À force d’acharnement, j’ai pu suivre de l’intérieur l’éclosion de David ; les galères de Sofia pour mener à bien sa car­rière ; le retour contraint de Judy, en manque de thunes. J’ai sui­vi l’acteur Scott dans sa cité, où il fait figure de vedette. J’ai atten­du le client dans une chambre d’hôtel Ibis Styles avec Lola, la mara­tho­nienne du por­no, zoo­phile à ses heures, qui trouve les ani­maux moins vio­lents que les har­deurs. J’ai aus­si croi­sé les star­lettes Mia Foxx, Eri­ka Saint-Laurent et Pris­cil­la Gold.

Sofia, Judy et Lola. Ces trois actrices du por­no ama­teur ont joué à leur insu un rôle cen­tral dans ma quête. À elles trois, elles incarnent dif­fé­rentes facettes du sec­teur et une pano­plie de fan­tasmes. Ce sont les nou­velles Gor­gones, ces trois sœurs de la mytho­lo­gie grecque dont le regard pou­vait pétri­fier qui­conque le croi­sait. Les corps dénu­dés de Sofia, Judy et Lola collent nos yeux à nos écrans et nos mains à nos sexes. Elles m’ont lais­sé m’immiscer dans leur inti­mi­té, leur enfance, leurs tra­jec­toires sou­vent cabos­sées, leurs rêves.

Afin de racon­ter sans filtre les his­toires des actrices et des acteurs – pour­tant tous d’accord pour témoi­gner à visage décou­vert – leurs noms et pseu­do­nymes ont été modi­fiés, de même que cer­tains détails tem­po­rels, phy­siques et bio­gra­phiques. En revanche, les pro­duc­teurs et les réa­li­sa­teurs, eux aus­si d’accord pour être cités, conservent leur iden­ti­té. Leur mise à nu relève, selon moi, de l’intérêt public, tant cette indus­trie est opaque. Et ne res­pecte pas tou­jours la digni­té humaine.

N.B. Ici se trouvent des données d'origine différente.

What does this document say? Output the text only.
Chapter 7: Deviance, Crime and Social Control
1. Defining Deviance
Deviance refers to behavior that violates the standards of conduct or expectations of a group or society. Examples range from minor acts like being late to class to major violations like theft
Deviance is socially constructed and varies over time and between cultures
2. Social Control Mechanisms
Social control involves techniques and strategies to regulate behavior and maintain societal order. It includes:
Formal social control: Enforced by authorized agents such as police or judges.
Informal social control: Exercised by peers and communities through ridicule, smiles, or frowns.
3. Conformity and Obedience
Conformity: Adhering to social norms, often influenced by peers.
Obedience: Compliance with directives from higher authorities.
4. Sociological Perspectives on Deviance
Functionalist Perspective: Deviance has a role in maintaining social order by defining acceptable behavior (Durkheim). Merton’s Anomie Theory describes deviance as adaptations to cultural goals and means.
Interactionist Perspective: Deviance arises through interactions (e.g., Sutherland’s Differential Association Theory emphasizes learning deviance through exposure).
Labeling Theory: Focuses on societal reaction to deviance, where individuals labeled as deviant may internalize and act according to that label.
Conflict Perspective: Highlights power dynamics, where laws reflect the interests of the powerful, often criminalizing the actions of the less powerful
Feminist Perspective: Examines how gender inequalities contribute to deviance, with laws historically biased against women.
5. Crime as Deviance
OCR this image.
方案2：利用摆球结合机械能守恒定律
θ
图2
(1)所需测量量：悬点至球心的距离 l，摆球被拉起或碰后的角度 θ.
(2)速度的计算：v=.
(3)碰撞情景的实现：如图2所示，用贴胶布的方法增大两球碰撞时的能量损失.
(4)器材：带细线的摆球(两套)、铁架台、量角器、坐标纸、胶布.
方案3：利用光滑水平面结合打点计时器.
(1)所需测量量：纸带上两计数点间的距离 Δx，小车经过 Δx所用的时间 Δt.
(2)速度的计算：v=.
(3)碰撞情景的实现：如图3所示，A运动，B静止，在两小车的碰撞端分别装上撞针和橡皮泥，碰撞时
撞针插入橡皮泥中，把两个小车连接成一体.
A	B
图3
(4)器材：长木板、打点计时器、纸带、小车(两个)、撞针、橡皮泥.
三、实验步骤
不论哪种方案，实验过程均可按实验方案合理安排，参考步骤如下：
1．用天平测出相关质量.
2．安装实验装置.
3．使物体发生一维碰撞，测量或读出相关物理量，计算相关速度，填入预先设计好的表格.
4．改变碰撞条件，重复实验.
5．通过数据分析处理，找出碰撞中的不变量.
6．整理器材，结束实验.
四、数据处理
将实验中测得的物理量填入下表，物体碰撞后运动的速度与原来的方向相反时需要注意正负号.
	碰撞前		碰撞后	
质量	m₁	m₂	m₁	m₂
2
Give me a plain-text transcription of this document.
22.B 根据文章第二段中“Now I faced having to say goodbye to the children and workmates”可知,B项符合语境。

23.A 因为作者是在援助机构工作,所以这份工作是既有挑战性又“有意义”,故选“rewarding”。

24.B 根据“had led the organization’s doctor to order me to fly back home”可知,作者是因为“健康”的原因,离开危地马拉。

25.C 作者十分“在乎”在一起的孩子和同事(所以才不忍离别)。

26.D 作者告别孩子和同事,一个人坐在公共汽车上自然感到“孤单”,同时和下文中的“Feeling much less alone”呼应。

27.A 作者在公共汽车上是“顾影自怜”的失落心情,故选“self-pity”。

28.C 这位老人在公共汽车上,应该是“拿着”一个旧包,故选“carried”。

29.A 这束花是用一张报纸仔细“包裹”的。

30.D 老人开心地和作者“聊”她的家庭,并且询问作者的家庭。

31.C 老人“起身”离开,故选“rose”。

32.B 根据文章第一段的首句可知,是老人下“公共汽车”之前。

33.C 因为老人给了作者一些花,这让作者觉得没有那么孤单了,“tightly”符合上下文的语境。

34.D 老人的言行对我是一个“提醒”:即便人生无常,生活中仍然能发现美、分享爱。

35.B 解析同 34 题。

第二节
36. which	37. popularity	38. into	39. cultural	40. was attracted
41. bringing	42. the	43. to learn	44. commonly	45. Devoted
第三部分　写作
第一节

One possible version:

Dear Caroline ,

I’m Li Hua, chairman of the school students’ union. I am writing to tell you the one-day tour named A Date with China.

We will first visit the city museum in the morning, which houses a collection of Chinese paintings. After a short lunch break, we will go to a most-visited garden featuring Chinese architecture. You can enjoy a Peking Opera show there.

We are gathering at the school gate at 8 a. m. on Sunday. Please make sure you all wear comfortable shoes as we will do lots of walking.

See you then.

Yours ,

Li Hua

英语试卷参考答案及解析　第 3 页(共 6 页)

À coups de stra­té­gies et de com­bines, les actrices avancent dans un maré­cage aux lois édic­tées et appli­quées par des hommes. Et jus­te­ment, j’en suis un. J’en ai donc joué un maxi­mum pour mettre en confiance ma confré­rie sexuelle. Et ain­si appro­cher les vrais boss du sec­teur : les pro­duc­teurs. Leur monde s’avère extrê­me­ment hié­rar­chi­sé. Sté­phane Prod et Kawa­to en bas de la pyra­mide. Juste au-des­sus, Oli­ver Sweet, Célian, Pas­cal OP, John B. Root, puis Mat. Au som­met, le mas­to­donte, leur employeur à tous, le nou­veau patron du por­no fran­çais, aus­si dis­cret qu’une ombre : Michel, de Jac­quie & Michel.

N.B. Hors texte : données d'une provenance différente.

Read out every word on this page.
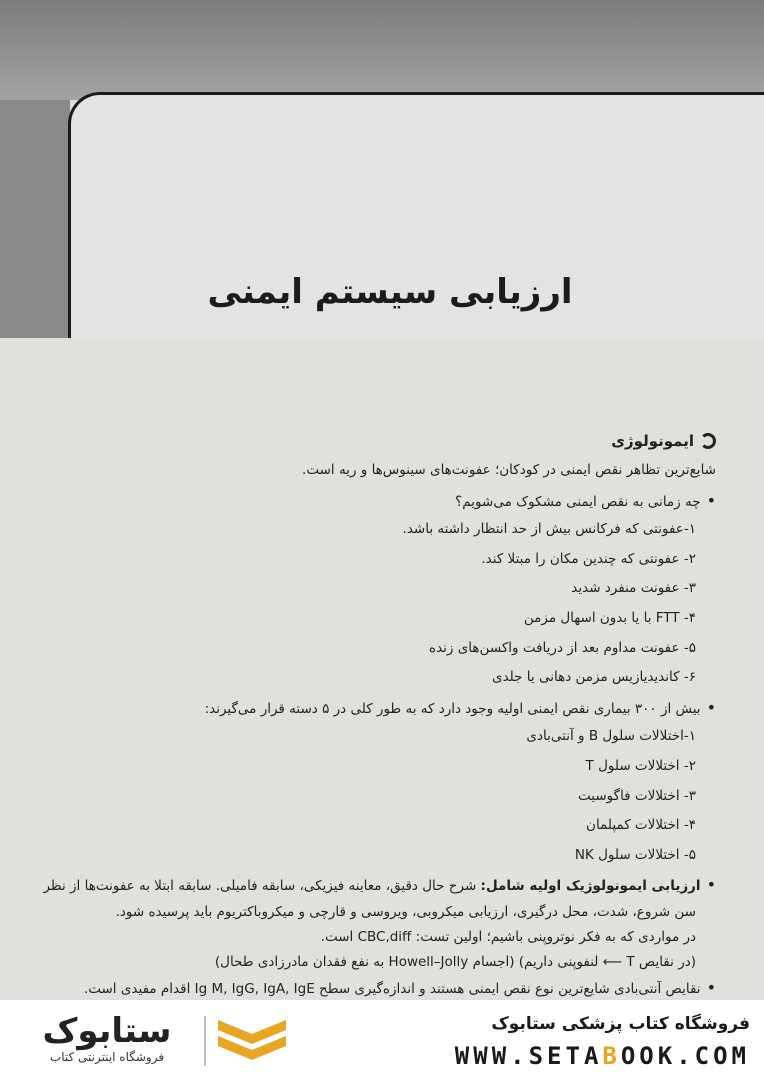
ارزیابی سیستم ایمنی
ایمونولوژی
شایع‌ترین تظاهر نقص ایمنی در کودکان؛ عفونت‌های سینوس‌ها و ریه است.
• چه زمانی به نقص ایمنی مشکوک می‌شویم؟
۱-عفونتی که فرکانس بیش از حد انتظار داشته باشد.
۲- عفونتی که چندین مکان را مبتلا کند.
۳- عفونت منفرد شدید
۴- FTT با یا بدون اسهال مزمن
۵- عفونت مداوم بعد از دریافت واکسن‌های زنده
۶- کاندیدیازیس مزمن دهانی یا جلدی
• بیش از ۳۰۰ بیماری نقص ایمنی اولیه وجود دارد که به طور کلی در ۵ دسته قرار می‌گیرند:
۱-اختلالات سلول B و آنتی‌بادی
۲- اختلالات سلول T
۳- اختلالات فاگوسیت
۴- اختلالات کمپلمان
۵- اختلالات سلول NK
• ارزیابی ایمونولوژیک اولیه شامل: شرح حال دقیق، معاینه فیزیکی، سابقه فامیلی. سابقه ابتلا به عفونت‌ها از نظر
سن شروع، شدت، محل درگیری، ارزیابی میکروبی، ویروسی و قارچی و میکروباکتریوم باید پرسیده شود.
در مواردی که به فکر نوتروپنی باشیم؛ اولین تست: CBC,diff است.
(در نقایص T ⟵ لنفوپنی داریم) (اجسام Howell–Jolly به نفع فقدان مادرزادی طحال)
• نقایص آنتی‌بادی شایع‌ترین نوع نقص ایمنی هستند و اندازه‌گیری سطح Ig M, IgG, IgA, IgE اقدام مفیدی است.
فروشگاه کتاب پزشکی ستابوک
WWW.SETABOOK.COM
ستابوک
فروشگاه اینترنتی کتاب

Dans ce monde paral­lèle, j’ai décou­vert que le droit du tra­vail ne s’applique pas comme ailleurs. Un exemple par­mi d’autres : il est fré­quent qu’une actrice ne dis­pose pas d’un exem­plaire du contrat qu’elle a signé. De même, le consen­te­ment s’achète ou se bafoue régulièrement.

Le sec­teur est un tabou de notre socié­té. Intel­lec­tuels et poli­tiques ont ten­dance à ne l’aborder que par le biais de la cen­sure. « La por­no­gra­phie a fran­chi la porte des éta­blis­se­ments sco­laires. Nous ne pou­vons igno­rer ce genre qui fait de la femme un objet d’humiliation », twee­tait le pré­sident Macron le 25 novembre 2017, à l’occasion de la jour­née inter­na­tio­nale de lutte contre les vio­lences faites aux femmes. En 1975 déjà, le gou­ver­ne­ment ins­tau­rait le « clas­se­ment X », cen­sé évi­ter aux mineurs tout contact avec le ciné­ma por­no­gra­phique. En fait, l’État ne s’intéresse au por­no que pour le cacher et le stigmatiser.

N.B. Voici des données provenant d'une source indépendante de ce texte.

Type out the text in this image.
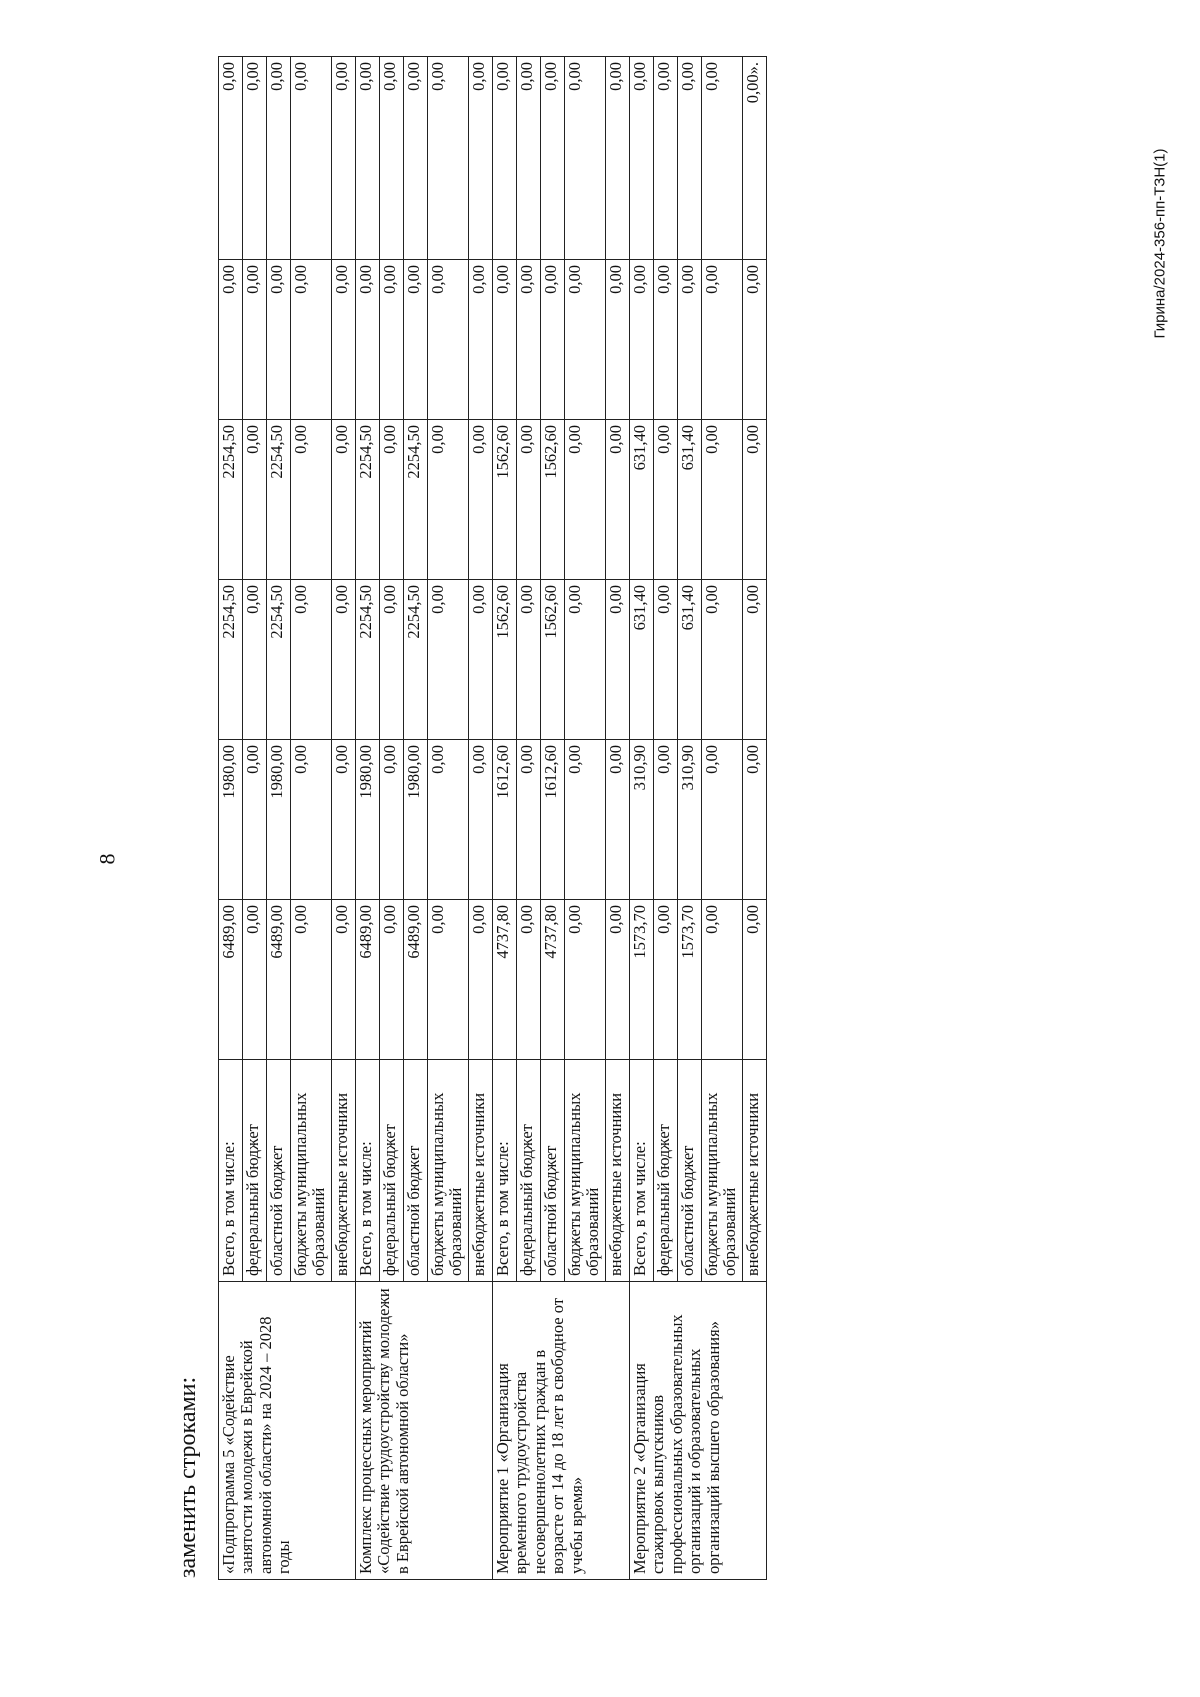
8
Гирина/2024-356-пп-ТЗН(1)
заменить строками: «Подпрограмма 5 «Содействие занятости молодежи в Еврейской автономной области» на 2024 – 2028 годы	Всего, в том числе:	6489,00	1980,00	2254,50	2254,50	0,00	0,00
	федеральный бюджет	0,00	0,00	0,00	0,00	0,00	0,00
	областной бюджет	6489,00	1980,00	2254,50	2254,50	0,00	0,00
	бюджеты муниципальных образований	0,00	0,00	0,00	0,00	0,00	0,00
	внебюджетные источники	0,00	0,00	0,00	0,00	0,00	0,00
Комплекс процессных мероприятий «Содействие трудоустройству молодежи в Еврейской автономной области»	Всего, в том числе:	6489,00	1980,00	2254,50	2254,50	0,00	0,00
	федеральный бюджет	0,00	0,00	0,00	0,00	0,00	0,00
	областной бюджет	6489,00	1980,00	2254,50	2254,50	0,00	0,00
	бюджеты муниципальных образований	0,00	0,00	0,00	0,00	0,00	0,00
	внебюджетные источники	0,00	0,00	0,00	0,00	0,00	0,00
Мероприятие 1 «Организация временного трудоустройства несовершеннолетних граждан в возрасте от 14 до 18 лет в свободное от учебы время»	Всего, в том числе:	4737,80	1612,60	1562,60	1562,60	0,00	0,00
	федеральный бюджет	0,00	0,00	0,00	0,00	0,00	0,00
	областной бюджет	4737,80	1612,60	1562,60	1562,60	0,00	0,00
	бюджеты муниципальных образований	0,00	0,00	0,00	0,00	0,00	0,00
	внебюджетные источники	0,00	0,00	0,00	0,00	0,00	0,00
Мероприятие 2 «Организация стажировок выпускников профессиональных образовательных организаций и образовательных организаций высшего образования»	Всего, в том числе:	1573,70	310,90	631,40	631,40	0,00	0,00
	федеральный бюджет	0,00	0,00	0,00	0,00	0,00	0,00
	областной бюджет	1573,70	310,90	631,40	631,40	0,00	0,00
	бюджеты муниципальных образований	0,00	0,00	0,00	0,00	0,00	0,00
	внебюджетные источники	0,00	0,00	0,00	0,00	0,00	0,00».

Bien sûr, la cen­sure ne s’applique jamais. Mais son ombre laisse libre cours à la loi du plus fort. Et depuis l’explosion des tubes (You­Porn, xHam­ster, Xvi­deo…), ces pla­te­formes en ligne pro­po­sant gra­tui­te­ment des mil­lions de vidéos pira­tées, les condi­tions de tra­vail des har­deuses se sont dégradées.

Les actrices sont le fuel du por­no hété­ro­sexuel ; elles sont éga­le­ment exé­cu­tantes de fan­tasmes mis en scène par des hommes, pour des hommes. Un même scé­na­rio tourne en boucle, comme une mau­vaise pièce de théâtre se répé­tant à l’infini. Une femme et deux mecs. Une femme et trois mecs. Une femme et quatre mecs. Ça s’arrête à une femme et cin­quante mecs. Ce der­nier scé­na­rio s’appelle « buk­kake », une douche de sperme fai­sant écho à un plat japo­nais dans lequel on verse de l’eau bouillante sur des nouilles.

Vous ne connais­siez que la face visible qui ali­mente nos écrans, nos fan­tasmes et nos bran­lettes ? En voi­ci une autre.